Companies could be doing more to protect biodiversity, according to research released Friday by Impax Asset Management and researchers from Imperial College London, which also calls for more government regulation and incentives.
The report, Protecting biodiversity: incentives for corporate action, notes that while biodiversity has "risen up the agenda" for companies and investors, there isn't much information about how companies address both the risks and opportunities, or consensus on the best way to do so.
The current scale of corporate action to protect biodiversity "is limited," the report said.
Impax provided input to academics at Imperial College Business School's Centre for Climate Finance & Investment for the report.
Five case studies in the report cover companies investing in activities that protect nature to reduce risks and generate commercial benefits, such as supply chain resilience, cost reductions, revenue creation and commercial advantage.
The companies cover a range of sectors, regions and motivations, from a tree planting project in Madagascar and new building standards in the U.K. property sector to pollinator biodiversity efforts in the European energy sector and forest land purchases to protect a U.S. reservoir.
Supply chain security was a primary driver for companies in agriculture and water sectors, while regulation was a key driver in the energy sector, said Alex Köberle, a research fellow at the center.

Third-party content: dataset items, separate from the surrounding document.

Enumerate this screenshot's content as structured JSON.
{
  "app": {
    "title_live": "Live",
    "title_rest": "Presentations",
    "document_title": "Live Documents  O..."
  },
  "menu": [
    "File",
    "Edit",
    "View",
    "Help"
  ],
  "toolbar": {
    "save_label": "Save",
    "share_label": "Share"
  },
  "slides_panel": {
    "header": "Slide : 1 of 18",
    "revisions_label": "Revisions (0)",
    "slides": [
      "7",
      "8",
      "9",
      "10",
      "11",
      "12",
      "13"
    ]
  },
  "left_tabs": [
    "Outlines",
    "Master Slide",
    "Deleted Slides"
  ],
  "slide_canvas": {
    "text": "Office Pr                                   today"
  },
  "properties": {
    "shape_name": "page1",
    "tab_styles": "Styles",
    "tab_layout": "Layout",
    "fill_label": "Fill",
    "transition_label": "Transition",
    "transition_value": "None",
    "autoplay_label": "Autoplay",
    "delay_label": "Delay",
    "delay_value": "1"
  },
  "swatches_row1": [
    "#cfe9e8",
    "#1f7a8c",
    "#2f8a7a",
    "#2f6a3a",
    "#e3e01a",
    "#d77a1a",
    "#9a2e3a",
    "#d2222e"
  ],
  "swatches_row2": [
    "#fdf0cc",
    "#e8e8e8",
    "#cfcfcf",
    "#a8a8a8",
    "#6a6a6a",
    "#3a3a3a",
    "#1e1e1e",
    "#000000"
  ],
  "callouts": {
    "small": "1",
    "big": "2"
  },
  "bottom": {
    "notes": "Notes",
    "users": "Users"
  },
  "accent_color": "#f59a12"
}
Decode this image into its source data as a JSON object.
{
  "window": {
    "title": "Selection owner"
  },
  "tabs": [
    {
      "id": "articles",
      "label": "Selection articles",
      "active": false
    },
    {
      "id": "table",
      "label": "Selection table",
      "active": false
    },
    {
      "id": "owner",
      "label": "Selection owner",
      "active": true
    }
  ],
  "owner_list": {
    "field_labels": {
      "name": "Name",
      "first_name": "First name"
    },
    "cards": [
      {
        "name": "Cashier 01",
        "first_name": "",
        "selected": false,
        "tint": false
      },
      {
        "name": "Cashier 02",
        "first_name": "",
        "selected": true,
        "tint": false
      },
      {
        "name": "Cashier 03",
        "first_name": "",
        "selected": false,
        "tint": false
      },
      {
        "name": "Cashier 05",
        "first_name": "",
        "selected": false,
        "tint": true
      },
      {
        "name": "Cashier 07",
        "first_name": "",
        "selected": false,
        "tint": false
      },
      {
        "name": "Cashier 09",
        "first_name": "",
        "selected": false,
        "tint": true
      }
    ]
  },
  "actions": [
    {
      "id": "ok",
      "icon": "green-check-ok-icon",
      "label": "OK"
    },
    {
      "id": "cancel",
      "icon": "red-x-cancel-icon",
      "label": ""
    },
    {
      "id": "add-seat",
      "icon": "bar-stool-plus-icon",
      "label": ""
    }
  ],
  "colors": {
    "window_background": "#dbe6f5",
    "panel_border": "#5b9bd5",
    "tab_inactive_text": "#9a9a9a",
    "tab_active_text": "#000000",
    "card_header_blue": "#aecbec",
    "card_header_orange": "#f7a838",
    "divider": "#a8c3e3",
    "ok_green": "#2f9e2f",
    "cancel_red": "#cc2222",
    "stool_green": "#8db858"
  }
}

"One surprising outcome" from the case studies was that consumer preferences were not a major motivating factor, despite expectations that biodiversity-supportive practices might yield reputational benefits or higher product prices, he said in a release on the report.
The report's three main conclusions were that companies need to do a better job of reporting and sharing information on biodiversity, including their dependencies and impacts; further research is needed into how private investments can be leveraged; and governments can provide regulatory frameworks and incentives.
Julie Gorte, senior vice president for sustainable investment at Impax, said that accurately valuing nature is challenging for the private sector, but policymakers are increasingly recognizing the risks.
"This research shows that corporations must rapidly evolve their practices to protect biodiversity and embrace the benefits that investments in natural capital can deliver," Ms. Gorte said in the release.